Sebenarnya, desakan bubarkan MUI ini bukan yang pertama kali. Sebelumnya, pada tahun 2016 juga muncul sebuah petisi ‘Bubarkan MUI’ di laman change.org. Petisi tersebut dilatarbelakangi oleh keputusan MUI tentang Gubernur DKI Jakarta saat itu, Basuki Tjahaja Purnama (Ahok). Hal itu terkait pernyataan Ahok yang dikategorikan MUI sebagai penghinaaan terhadap Al-Quran dan ulama. Ada apa dengan MUI?
Belakangan ini, MUI kerap mengeluarkan pernyataan yang kontroversial. Bahkan, acap kali fatwa-fatwanya ini menuai berbagai polemik. Bukannya mempersatuan umat, tetapi sebaliknya malah menimbulkan perpecahan di tengah umat. Sebut saja pernyataan Tengku Zulkarnain, Zaitun Rasmin, dan Bachtiar Natsir.
Tengku Zul misalnya, banyak pernyataan kontroversinya yang menimbulkan kegaduhan di publik. Di antara pernyataan kontroversinya yaitu, melegalkan pemaksaan hubungan seksual suami terhadap istri, menantang Jokowi menerapkan hukum potong tangan, fitnah pemerintah legalkan zina, mau membantu pemerintah kalau Presiden Jokowi wafat, dan seabreg penyataan konyol lainnya yang tentu membuat orang yang mendengarnya tertawa terpingkal-pingkal.
Pernyataan kontroversi lainnya muncul dari dewan pertimbangan MUI Bachtiar Natsir. Ia menyebut kalau air kencing unta yang dicampur susu unta dapat menyembuhkan kanker dan bagus untuk percernaan. Selain itu, ia juga pernah menyebut kalau quick count mengandung sihir sains. Sungguh lawakan cerdas yang mengocok perut pembaca sekalian bukan?
Sementara Zaitun Rasmin, belum lama ini menyatakan bahwa perayaan ‘Asyura Syiah dapat memicu dendam, padahal faktanya apa yang disebutkan Zaitum Rasmin belum pernah terjadi di negeri ini. Bahkan, ia menyebut ajarah syiah menyimpang dari Islam. Hal ini menandakan kalau MUI telah dimasuki paham fundamentalis yang tekstualis. Bagaimana bisa seorang Wasekjen MUI mengatakan hal demikian.
Karenanya tidak salah, jika Gus Dur pernah mengusulkan untuk membubarkan MUI pada 2007 silam. MUI dianggapnya sebagai penyebab munculnya fundamentalisme dan radikalisme. Hal ini karena pernyataan MUI soal ajaran agama yang harus dilindungi. Menurutnya, MUI harusnya tidak hanya sekadar mengeluarkan fatwa saja. Gus Dur juga mengkritisi pemakaian kata sesat yang sering dikeluarkan MUI dalam fatwanya.

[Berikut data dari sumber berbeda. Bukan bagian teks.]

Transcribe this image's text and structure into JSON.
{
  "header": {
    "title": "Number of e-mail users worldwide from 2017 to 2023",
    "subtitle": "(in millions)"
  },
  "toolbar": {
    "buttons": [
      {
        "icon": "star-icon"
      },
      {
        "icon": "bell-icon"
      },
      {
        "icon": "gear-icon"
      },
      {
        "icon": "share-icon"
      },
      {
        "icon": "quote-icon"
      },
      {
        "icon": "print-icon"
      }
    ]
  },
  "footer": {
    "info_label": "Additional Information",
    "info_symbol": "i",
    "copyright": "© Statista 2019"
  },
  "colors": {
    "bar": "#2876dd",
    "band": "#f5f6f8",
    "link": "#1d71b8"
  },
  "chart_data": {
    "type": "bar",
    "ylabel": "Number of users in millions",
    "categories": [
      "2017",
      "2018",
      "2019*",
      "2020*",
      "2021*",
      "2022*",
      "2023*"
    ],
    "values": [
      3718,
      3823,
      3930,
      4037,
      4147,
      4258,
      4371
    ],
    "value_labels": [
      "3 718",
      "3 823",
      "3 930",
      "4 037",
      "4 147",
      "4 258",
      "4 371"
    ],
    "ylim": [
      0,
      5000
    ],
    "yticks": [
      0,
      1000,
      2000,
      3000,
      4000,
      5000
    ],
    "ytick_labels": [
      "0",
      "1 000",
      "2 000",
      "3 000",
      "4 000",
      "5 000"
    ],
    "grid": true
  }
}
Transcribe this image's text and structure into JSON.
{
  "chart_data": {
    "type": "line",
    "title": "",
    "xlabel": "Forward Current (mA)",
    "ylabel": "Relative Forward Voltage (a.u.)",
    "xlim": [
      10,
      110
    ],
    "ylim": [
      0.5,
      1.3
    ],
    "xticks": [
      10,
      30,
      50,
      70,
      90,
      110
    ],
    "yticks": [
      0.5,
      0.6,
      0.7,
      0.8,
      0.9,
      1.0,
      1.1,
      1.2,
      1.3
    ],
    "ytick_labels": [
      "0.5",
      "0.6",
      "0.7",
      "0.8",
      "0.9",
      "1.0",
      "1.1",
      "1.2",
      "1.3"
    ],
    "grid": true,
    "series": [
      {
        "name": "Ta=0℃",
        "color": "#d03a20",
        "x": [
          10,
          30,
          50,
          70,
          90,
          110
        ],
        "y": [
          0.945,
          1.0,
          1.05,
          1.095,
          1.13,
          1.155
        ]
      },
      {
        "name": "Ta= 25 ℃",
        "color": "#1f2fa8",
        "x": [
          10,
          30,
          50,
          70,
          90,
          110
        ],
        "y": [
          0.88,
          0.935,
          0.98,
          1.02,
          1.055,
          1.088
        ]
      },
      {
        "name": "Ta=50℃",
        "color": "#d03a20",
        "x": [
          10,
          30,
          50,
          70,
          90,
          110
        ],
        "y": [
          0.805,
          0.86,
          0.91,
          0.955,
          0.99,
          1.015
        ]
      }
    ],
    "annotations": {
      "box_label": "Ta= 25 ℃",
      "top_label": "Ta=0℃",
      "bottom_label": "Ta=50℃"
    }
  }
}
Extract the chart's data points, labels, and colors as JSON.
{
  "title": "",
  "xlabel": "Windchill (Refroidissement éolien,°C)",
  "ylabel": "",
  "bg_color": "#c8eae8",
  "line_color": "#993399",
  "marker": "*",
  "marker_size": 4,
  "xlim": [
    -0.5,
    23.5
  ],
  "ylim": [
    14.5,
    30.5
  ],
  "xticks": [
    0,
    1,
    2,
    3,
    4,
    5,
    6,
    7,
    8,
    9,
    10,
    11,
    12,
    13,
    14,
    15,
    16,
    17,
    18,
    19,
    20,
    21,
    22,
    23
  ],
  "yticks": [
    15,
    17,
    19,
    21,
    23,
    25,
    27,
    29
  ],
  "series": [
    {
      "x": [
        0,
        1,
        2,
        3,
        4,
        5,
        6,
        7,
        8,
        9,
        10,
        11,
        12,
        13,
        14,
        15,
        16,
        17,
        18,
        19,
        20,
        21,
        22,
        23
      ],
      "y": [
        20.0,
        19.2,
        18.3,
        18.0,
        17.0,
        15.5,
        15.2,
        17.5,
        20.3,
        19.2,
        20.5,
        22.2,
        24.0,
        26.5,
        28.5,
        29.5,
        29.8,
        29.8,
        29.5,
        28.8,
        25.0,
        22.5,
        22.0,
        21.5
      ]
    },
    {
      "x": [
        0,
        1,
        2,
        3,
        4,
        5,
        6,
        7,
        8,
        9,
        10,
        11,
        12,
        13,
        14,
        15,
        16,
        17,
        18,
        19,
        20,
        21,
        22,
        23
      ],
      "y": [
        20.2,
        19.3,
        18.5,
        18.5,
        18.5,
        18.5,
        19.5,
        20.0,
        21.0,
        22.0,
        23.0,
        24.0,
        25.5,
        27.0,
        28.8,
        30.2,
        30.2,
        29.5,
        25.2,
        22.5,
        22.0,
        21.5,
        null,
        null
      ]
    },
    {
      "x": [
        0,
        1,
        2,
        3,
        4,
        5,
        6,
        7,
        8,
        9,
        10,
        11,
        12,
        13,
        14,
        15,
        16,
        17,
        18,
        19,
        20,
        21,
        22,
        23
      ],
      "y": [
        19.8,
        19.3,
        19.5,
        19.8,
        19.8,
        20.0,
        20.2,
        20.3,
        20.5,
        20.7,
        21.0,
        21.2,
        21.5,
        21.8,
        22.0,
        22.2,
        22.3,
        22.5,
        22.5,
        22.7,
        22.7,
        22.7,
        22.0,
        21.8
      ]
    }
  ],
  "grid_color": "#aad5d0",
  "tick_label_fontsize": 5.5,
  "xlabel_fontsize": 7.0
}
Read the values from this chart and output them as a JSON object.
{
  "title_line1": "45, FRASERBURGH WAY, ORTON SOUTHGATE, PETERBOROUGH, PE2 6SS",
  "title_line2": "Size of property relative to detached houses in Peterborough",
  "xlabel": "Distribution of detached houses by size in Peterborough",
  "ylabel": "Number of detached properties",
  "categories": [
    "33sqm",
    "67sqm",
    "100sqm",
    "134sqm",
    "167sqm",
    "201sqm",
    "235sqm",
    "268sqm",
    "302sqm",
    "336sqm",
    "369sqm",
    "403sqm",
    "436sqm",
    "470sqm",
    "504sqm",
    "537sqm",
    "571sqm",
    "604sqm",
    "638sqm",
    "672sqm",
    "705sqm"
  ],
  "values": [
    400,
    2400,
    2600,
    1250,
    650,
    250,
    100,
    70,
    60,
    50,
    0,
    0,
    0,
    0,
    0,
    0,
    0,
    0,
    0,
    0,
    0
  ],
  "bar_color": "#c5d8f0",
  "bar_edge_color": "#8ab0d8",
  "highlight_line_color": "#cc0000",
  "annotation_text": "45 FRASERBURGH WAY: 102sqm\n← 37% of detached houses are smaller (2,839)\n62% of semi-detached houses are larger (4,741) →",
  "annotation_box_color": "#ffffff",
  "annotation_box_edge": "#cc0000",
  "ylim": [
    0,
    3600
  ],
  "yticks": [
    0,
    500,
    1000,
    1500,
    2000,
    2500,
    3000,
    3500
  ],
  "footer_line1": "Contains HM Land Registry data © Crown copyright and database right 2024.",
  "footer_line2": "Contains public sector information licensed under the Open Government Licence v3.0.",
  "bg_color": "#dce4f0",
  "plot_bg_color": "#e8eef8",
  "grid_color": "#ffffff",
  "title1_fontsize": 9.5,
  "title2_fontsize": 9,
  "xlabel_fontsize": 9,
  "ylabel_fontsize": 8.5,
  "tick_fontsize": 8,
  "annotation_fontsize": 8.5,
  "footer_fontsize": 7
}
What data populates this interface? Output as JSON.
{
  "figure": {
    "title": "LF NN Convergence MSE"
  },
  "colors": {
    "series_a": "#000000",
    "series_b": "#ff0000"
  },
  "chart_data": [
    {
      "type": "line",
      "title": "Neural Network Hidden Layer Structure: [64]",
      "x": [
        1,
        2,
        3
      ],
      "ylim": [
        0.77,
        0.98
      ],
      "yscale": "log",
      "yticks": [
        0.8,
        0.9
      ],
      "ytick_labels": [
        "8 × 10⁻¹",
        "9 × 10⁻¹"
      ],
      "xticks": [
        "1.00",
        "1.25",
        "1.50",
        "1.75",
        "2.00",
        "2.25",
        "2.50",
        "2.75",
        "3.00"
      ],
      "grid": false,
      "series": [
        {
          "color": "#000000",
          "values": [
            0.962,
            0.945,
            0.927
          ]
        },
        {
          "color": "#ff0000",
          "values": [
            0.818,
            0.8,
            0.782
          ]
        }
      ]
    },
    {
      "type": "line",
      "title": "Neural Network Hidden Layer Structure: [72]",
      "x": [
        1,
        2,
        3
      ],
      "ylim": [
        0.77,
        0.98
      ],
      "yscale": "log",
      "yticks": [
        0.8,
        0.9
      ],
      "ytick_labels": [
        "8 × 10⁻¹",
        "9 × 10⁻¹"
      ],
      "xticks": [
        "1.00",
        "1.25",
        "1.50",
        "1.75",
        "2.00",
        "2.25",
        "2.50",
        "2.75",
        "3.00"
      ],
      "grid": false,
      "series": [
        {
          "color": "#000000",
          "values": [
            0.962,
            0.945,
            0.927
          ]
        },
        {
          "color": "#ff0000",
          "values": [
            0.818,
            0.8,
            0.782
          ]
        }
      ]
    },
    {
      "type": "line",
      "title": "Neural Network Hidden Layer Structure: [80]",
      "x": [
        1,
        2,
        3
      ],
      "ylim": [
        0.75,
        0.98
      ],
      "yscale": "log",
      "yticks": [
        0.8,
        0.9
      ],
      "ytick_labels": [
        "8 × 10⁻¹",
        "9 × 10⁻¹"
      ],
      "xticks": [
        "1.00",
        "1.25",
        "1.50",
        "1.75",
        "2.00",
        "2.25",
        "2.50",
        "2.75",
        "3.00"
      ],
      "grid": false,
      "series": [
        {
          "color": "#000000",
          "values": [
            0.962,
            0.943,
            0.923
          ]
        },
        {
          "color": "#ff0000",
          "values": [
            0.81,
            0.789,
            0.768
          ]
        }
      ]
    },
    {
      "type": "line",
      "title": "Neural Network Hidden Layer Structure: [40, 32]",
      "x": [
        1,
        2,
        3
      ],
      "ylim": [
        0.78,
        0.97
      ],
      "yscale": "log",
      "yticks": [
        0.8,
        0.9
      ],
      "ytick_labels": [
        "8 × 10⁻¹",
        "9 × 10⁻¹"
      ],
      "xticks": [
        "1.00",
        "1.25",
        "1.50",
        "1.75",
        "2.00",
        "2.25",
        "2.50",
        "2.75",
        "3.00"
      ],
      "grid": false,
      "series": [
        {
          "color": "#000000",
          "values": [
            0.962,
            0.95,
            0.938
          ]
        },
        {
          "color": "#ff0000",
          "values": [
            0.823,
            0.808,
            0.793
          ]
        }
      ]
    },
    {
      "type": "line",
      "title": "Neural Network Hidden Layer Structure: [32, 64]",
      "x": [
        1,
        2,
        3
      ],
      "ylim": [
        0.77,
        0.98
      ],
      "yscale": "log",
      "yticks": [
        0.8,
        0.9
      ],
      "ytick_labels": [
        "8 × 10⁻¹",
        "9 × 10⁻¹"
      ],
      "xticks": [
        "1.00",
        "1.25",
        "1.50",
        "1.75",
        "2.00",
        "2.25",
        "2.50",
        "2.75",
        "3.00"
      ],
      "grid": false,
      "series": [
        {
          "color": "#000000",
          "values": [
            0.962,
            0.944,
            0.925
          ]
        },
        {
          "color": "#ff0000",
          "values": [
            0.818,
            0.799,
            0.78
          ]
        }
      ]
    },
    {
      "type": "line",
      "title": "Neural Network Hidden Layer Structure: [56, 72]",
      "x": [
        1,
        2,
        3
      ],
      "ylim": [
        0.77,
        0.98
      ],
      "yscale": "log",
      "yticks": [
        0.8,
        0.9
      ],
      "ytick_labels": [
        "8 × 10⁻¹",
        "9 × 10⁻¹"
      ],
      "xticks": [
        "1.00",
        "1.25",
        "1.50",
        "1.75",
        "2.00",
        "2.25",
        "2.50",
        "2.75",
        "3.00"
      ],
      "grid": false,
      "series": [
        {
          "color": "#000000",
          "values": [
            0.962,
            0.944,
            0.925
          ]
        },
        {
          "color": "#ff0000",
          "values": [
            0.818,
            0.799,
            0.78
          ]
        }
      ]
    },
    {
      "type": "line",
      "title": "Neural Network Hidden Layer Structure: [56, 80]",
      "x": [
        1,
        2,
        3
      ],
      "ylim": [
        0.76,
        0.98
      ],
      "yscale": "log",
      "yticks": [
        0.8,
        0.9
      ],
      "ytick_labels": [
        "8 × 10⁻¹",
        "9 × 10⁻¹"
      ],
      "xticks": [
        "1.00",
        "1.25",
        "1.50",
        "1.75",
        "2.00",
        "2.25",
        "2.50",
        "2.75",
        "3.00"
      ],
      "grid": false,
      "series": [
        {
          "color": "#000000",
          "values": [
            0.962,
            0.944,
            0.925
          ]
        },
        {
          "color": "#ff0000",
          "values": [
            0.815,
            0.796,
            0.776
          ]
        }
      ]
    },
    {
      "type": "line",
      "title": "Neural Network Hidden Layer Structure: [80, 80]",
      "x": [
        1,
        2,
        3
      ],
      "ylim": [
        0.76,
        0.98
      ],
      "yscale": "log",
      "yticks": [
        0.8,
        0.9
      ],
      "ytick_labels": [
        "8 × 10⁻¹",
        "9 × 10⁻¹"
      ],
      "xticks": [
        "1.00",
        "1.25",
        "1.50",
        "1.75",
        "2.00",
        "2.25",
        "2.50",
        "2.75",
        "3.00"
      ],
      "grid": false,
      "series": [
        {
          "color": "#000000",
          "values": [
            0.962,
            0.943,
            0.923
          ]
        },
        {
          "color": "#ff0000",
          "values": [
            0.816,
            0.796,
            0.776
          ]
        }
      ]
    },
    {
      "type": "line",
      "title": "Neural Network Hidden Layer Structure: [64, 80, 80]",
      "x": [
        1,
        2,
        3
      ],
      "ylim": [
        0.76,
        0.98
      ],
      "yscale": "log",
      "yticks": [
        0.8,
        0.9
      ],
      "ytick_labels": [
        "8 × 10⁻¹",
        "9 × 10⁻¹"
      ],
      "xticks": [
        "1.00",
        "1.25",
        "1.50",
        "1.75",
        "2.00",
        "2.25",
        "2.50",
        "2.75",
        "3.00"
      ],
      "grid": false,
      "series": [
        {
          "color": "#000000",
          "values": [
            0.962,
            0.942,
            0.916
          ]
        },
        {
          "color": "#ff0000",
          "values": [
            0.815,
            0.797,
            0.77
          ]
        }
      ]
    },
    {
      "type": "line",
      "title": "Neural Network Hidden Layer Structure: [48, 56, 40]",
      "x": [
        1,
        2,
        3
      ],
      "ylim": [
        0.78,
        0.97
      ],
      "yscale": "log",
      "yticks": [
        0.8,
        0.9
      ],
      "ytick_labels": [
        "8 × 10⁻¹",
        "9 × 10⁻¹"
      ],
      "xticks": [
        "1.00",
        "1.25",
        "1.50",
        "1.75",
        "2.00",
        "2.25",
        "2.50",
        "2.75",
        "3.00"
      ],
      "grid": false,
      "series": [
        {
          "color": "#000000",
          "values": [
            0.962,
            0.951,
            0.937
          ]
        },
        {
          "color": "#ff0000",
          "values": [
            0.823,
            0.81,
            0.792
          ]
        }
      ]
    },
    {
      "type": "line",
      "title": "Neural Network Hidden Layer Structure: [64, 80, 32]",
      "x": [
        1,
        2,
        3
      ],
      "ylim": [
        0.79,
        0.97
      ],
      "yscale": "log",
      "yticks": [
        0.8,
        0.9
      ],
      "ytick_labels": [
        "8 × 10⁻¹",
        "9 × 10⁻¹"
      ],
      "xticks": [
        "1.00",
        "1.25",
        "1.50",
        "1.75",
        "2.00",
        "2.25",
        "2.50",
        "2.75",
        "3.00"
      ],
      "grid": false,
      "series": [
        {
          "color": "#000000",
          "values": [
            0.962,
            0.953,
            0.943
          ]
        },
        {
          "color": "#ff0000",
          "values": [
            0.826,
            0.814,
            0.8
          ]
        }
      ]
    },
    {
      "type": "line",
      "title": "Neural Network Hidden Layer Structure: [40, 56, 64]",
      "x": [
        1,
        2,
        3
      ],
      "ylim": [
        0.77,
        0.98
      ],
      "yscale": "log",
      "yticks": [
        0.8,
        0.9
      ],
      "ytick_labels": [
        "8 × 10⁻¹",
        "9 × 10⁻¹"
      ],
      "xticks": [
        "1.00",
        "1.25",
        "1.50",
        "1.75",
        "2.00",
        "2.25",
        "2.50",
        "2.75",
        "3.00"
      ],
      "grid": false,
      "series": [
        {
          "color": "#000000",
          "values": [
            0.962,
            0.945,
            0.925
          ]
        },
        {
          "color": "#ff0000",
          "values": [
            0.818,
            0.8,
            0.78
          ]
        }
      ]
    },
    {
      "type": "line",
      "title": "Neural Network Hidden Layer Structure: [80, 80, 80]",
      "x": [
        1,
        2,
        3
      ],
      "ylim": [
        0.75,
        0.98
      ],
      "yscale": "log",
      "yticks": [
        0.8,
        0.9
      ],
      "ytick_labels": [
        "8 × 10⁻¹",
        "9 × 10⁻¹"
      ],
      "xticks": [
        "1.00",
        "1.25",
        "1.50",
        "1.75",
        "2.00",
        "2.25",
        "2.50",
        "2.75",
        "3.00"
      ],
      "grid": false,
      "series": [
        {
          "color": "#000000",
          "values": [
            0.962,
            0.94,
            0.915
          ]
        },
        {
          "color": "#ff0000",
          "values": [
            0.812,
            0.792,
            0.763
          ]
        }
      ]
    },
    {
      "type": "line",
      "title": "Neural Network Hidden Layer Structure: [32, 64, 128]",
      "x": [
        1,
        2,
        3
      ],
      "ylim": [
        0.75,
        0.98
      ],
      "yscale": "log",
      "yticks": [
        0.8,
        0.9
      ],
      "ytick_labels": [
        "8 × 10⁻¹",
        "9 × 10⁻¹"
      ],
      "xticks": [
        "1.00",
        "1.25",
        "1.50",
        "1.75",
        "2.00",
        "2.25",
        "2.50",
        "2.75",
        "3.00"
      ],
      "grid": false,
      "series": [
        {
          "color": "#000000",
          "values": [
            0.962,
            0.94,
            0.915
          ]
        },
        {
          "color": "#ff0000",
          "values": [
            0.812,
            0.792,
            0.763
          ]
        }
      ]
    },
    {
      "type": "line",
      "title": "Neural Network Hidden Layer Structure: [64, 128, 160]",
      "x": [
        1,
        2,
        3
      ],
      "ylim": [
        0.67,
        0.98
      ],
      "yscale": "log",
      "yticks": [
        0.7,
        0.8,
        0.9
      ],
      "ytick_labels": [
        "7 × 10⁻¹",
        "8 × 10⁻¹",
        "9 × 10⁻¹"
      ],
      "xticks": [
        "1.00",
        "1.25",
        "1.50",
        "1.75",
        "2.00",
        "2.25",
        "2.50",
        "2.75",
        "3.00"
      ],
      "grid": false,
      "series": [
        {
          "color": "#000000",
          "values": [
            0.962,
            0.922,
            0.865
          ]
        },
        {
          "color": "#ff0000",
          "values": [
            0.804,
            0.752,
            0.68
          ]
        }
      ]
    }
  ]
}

Selain berbagai pernyataan yang kontroversi di atas, ketiganya juga kerap menyampaikan pesan yang mengandung ujaran kebencian, rasisme, serta adu domba, seperti ucapan Tengku Zul terkait perbedaan ulama Jawa dan ulama Sumatera. Atas ucapannya tersebut, Tengku Zul panen kecaman dan hujatan dari masyarakat dan warganet.
Sebagai pengurus MUI, seharusnya Tengku Zulkarnain, Zaitun Rasmin, dan Bachtiar Natsir menyadari bahwa pernyataan-pernyataan yang ia lontarkan mencerminkan posisi MUI. Apabila pernyataan pengurusnya saja sudah menimbulkan kegaduhan dan memecah belah umat, maka fatwa-fatwa yang dihasilkan oleh MUI pun tak jauh beda.
Beberapa fatwa MUI yang kontroversial di antaranya yaitu, fatwa terkait perayaan natal bersama, infotainment, Badan Penyelenggara Jaminan Sosial (BPJS), pernyataan Ahok soal al-Maidah ayat 51, larangan merokok, golput, SMS berhadiah, senam yoga, penggunaan atribut keagamaan, kiblat, dan masih banyak lagi fatwa kontrovesi yang menuai banyak polemik.
Yang mengherankan, MUI kok gemar sekali mengeluarkan fatwa. Bahkan, terhadap suatu permasalahan yang sebenarnya tidak membutuhkan fatwa. Dikit-dikit fatwa, dikit-dikit fatwa, fatwa kok dikit-dikit. Apakah fatwa menjadi suatu komoditas bagi MUI?
Pantas saja, Gus Mus pernah melontarkan pernyataan terkait MUI, bahwa status keberadaan MUI tidak jelas, padahal MUI mengatasnamakan diri sebagai ulama. Gus Mus menuturkan, “MUI itu makhluk apa? Instansi pemerintah? Ormas? Orsospol? Lembaga pemerintahankah? Tidak jelas, kan? Ujuk-ujuk dijadikan lembaga fatwa.”
Dalam sejarahnya, MUI memang berdiri sebagai hasil dari pertemuan atau musyawarah para ulama, cendekiawan dan zu’ama yang datang dari berbagai penjuru Tanah Air. Ulama tersebut merupakan unsur dari ormas-ormas Islam yang terdiri dari NU, Muhammadiyah, Syarikat Islam, Perti. Al Washliyah, Math’laul Anwar, GUPPI, PTDI, DMI, Al Ittihadiyyah, 4 orang dari Dinas Rohani Islam TNI dan POLRI, serta 13 orang cendekiawan yang merupakan tokoh perorangan.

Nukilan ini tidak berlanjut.